From School Library Journal
Grade 4-6-In 1868, 14-year-old Libby West and her family leave Denver for Cheyenne. Her father and his young friend Pete are working as "stringers," eyewitness reporters covering the race to complete a transcontinental railroad. In her diary, Libby records her observations and her family's adventures as they follow the Union Pacific builders. The author does a good job of integrating information about the period into the story and depicting the girl's confusion over which of the many conflicting news stories to believe about the railroad. Both plot and characters are well developed. Readers will enjoy Libby's friendship with Ellie, a girl she meets on her travels, and the beginnings of her romance with Pete.

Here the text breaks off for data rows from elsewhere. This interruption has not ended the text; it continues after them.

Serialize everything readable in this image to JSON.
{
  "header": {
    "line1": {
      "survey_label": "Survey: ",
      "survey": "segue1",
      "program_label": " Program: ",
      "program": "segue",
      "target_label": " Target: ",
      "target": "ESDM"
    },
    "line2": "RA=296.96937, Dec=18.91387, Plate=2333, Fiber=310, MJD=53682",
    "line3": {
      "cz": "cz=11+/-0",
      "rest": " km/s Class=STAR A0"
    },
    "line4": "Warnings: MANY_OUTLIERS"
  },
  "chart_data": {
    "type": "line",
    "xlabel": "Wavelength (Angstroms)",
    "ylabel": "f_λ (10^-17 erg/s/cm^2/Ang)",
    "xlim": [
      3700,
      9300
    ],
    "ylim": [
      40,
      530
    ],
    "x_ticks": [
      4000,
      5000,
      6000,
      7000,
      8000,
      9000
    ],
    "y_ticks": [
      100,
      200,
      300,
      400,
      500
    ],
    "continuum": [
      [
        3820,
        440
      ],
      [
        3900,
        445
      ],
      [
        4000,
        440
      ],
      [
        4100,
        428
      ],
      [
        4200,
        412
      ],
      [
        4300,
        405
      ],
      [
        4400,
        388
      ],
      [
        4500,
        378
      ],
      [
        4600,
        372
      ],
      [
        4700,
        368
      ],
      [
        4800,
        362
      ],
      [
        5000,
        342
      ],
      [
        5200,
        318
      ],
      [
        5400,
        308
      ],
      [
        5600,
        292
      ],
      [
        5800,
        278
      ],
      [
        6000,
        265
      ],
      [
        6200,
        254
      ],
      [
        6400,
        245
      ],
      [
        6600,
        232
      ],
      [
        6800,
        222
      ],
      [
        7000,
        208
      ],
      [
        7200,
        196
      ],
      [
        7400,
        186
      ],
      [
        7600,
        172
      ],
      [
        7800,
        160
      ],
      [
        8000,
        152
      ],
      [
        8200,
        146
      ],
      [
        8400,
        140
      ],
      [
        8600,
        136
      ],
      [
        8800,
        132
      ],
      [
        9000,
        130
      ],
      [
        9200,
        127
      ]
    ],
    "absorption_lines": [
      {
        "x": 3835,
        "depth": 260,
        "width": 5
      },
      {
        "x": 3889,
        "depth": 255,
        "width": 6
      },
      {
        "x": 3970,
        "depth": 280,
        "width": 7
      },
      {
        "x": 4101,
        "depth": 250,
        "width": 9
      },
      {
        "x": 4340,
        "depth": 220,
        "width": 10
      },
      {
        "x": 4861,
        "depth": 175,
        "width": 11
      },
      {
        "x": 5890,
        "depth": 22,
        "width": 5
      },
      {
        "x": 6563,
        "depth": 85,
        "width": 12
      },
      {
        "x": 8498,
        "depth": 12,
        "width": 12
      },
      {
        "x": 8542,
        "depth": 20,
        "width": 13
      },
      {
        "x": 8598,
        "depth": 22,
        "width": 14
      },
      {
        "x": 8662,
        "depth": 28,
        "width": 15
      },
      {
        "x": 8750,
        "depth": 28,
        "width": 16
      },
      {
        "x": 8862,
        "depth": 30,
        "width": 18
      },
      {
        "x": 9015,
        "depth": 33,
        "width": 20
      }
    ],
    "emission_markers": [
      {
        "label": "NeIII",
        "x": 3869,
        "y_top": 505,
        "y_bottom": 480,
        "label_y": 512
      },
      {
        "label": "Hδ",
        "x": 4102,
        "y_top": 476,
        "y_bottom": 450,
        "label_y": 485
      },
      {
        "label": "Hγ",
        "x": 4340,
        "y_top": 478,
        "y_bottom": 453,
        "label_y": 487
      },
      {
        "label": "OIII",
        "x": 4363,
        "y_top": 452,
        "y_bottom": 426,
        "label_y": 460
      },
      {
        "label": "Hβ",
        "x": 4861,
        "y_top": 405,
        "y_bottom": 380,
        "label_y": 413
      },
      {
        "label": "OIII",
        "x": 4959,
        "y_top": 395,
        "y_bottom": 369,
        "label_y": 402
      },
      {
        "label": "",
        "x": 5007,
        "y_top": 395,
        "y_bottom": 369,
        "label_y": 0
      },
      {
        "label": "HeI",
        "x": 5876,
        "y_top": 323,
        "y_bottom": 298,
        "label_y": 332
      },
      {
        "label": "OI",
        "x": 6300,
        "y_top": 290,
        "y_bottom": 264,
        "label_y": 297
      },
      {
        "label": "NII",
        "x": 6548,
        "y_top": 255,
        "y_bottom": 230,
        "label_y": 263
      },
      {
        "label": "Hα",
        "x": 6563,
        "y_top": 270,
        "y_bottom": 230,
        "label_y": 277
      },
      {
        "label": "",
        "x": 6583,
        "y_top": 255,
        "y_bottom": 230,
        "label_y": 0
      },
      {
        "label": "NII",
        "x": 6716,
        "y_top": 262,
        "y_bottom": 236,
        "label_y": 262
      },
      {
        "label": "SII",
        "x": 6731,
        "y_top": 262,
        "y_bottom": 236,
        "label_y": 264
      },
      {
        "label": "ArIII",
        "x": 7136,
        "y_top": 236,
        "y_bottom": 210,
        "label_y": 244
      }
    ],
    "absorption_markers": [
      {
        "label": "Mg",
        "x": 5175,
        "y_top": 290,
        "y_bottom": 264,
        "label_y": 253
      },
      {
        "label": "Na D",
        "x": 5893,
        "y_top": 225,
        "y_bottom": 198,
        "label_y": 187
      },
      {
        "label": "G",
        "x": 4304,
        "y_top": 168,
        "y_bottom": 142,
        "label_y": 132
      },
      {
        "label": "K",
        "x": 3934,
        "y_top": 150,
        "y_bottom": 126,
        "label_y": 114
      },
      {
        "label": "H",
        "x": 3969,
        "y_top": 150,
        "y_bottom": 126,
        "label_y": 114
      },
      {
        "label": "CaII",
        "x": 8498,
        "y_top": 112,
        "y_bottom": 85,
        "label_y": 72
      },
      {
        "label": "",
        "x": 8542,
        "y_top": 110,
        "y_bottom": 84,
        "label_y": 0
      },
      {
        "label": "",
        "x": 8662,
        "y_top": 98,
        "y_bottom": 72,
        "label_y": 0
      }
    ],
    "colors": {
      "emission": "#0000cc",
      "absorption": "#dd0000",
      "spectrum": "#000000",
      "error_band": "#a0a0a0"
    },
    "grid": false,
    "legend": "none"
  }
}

While the diary ends on the last day of the race, an epilogue relates what happened to the fictional characters. The book concludes with a historical note that provides background information and black-and-white pictures from the period. For fans of this and the "American Girl" series (Pleasant Co.).
Cathy Coffman, Sunrise Mountain Library, Peoria, AZ Copyright 1999 Reed Business Information, Inc.
From Booklist
Gr. 4^-8. An appropriately workmanlike telling of the building of the transcontinental railroad from the point of view of 14-year-old Libby, daughter of a "stringer," a reporter who follows the railroad, sending back stories. Libby's father buys a handpress to start his own paper in the tent cities that grew up along the building of the railroad. Libby's mother has insisted on the family's staying together, so she, Libby, and Libby's little brother leave Denver to travel with Libby's father. Although the press fails, and Libby's dad reverts to stringer status, Libby fills her diary with the sights and sounds of the busy (and dirty) tent cities, the new words she learns, and her wonderment at glimpses of Indians, Chinese, and Pete, the shy, young former Union soldier imprisoned with her father at Andersonville and now an inseparable companion. The language is not so lively as, for example, that in Sherry Garland's
A Line in the Sand: The Alamo Diary (1998), but a lot of historical information finds its way into the tale, with the Dear America series' usual fine historical footnotes, illustrations, and background appended.